I verificatori dovranno rispondere ai seguenti quesiti:

1) quale sia l’effettiva consistenza e quali siano gli effetti, anche sulla salute umana, delle emissioni elettromagnetiche generate dall’impianto Muos, quando funzionante, considerato sia isolatamente sia in cumulo con gli impianti di radiotrasmissione già esistenti e ricadenti all’interno del territorio siciliano potenzialmente suscettibile di essere investito dalle emissioni prodotte dal suddetto impianto;

2) se tali emissioni siano conformi, o no, alla normativa (sovranazionale, nazionale e regionale) in materia di tutela dalle esposizioni elettromagnetiche, di tutela ambientale delle aree SIC e di prevenzione antisismica;

3) se le emissioni elettromagnetiche dell’impianto Muos possano mettere in pericolo, tenendo conto anche della possibilità di un errore di puntamento delle antenne, la sicurezza del traffico aereo civile.”.

La prosecuzione del giudizio è fissata per la prossima udienza del 16 dicembre 2015.

La sentenza del CGA ci lascia molto amareggiati e perplessi in quanto non appare in alcun modo condivisibile la considerazione per cui l’annullamento delle autorizzazioni, fatto dalla Regione Siciliana nel marzo 2013, non sia legittima. Ricordiamo che quell’atto fu conseguente alla messa in luce, durante due sedute di commissioni regionali, di tutte le carenze istruttorie relative all’iter delle autorizzazioni. Ci lasciano seriamente perplessi le motivazioni del rigetto delle questioni di legittimità costituzionale, che in questi anni sono state sollevate anche in sede parlamentare e condivise da importanti costituzionalisti.
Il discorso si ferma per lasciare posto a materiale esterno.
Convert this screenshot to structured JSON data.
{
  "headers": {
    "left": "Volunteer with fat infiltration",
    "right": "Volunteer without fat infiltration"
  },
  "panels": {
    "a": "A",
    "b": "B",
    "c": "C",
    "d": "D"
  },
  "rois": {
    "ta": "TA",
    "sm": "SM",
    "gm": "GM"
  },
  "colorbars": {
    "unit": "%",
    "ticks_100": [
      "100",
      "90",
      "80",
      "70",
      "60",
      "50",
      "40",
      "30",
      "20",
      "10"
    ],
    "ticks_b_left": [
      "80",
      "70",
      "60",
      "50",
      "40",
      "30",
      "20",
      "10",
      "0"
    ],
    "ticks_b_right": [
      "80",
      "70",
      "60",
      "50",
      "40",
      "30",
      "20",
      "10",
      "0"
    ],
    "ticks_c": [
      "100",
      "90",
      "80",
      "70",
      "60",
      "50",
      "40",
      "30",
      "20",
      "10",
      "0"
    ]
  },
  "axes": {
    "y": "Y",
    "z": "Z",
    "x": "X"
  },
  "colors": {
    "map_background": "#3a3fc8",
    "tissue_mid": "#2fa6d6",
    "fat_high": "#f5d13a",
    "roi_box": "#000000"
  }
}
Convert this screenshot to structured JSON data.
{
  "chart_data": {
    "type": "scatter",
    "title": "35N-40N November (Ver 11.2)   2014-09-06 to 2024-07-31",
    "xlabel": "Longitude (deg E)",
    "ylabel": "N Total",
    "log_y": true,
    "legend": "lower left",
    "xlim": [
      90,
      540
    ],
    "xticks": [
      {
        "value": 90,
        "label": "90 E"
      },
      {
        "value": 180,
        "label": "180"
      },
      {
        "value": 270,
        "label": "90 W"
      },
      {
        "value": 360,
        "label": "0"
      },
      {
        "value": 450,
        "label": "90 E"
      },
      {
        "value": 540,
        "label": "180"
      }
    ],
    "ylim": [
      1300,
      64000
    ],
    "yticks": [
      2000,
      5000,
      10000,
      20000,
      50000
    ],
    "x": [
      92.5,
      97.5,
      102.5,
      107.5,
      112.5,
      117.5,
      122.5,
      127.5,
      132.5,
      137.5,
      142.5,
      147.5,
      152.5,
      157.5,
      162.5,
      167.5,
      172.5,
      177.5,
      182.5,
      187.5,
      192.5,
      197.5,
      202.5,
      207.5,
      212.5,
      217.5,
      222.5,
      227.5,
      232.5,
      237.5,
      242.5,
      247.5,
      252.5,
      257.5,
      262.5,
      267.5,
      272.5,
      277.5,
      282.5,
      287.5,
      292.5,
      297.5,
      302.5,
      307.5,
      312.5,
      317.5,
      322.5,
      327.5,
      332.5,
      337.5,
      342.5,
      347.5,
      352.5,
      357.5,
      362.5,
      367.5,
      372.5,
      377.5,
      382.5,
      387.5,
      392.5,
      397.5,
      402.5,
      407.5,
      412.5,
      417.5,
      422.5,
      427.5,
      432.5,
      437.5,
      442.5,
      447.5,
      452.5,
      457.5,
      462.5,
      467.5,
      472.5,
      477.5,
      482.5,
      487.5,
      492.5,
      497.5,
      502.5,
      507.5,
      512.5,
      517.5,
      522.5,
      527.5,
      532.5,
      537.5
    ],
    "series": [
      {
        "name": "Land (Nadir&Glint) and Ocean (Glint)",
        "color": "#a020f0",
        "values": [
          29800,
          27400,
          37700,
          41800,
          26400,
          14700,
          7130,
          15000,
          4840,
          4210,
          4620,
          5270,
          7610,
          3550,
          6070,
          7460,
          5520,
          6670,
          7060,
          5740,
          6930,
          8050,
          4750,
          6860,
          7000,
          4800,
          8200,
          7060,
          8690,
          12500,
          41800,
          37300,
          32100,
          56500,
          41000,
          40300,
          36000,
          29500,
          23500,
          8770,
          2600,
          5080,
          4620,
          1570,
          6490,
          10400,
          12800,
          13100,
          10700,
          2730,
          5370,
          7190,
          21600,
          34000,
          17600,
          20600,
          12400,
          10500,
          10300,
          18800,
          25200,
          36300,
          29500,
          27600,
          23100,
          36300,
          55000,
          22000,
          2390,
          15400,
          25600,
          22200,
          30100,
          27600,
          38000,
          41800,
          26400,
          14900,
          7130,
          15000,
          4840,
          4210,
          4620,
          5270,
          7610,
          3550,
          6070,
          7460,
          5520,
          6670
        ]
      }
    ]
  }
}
Infine ciò che stupisce di più è la decisione di predisporre una nuova verificazione da parte di un collegio di cui tre membri su cinque sono ministri della Repubblica. In che modo potrebbe mai essere considerato un organo obiettivo un collegio così sbilanciato a favore del governo, di cui un ministero, quello della difesa, è una delle parti in causa? E su quali basi può essere fatta una nuova verificazione sull’impatto sulla salute e sulle interferenze aeree se i dati per i calcoli delle emissioni delle parabole del MUOS continuano ad essere secretati da parte della marina USA? Una sentenza che più che su un piano giuridico ci sembra muoversi su uno politico, calpestando ancora una volta i diritti delle persone che devono sempre sottostare ad interessi più forti e legati a logiche belliche e devastanti.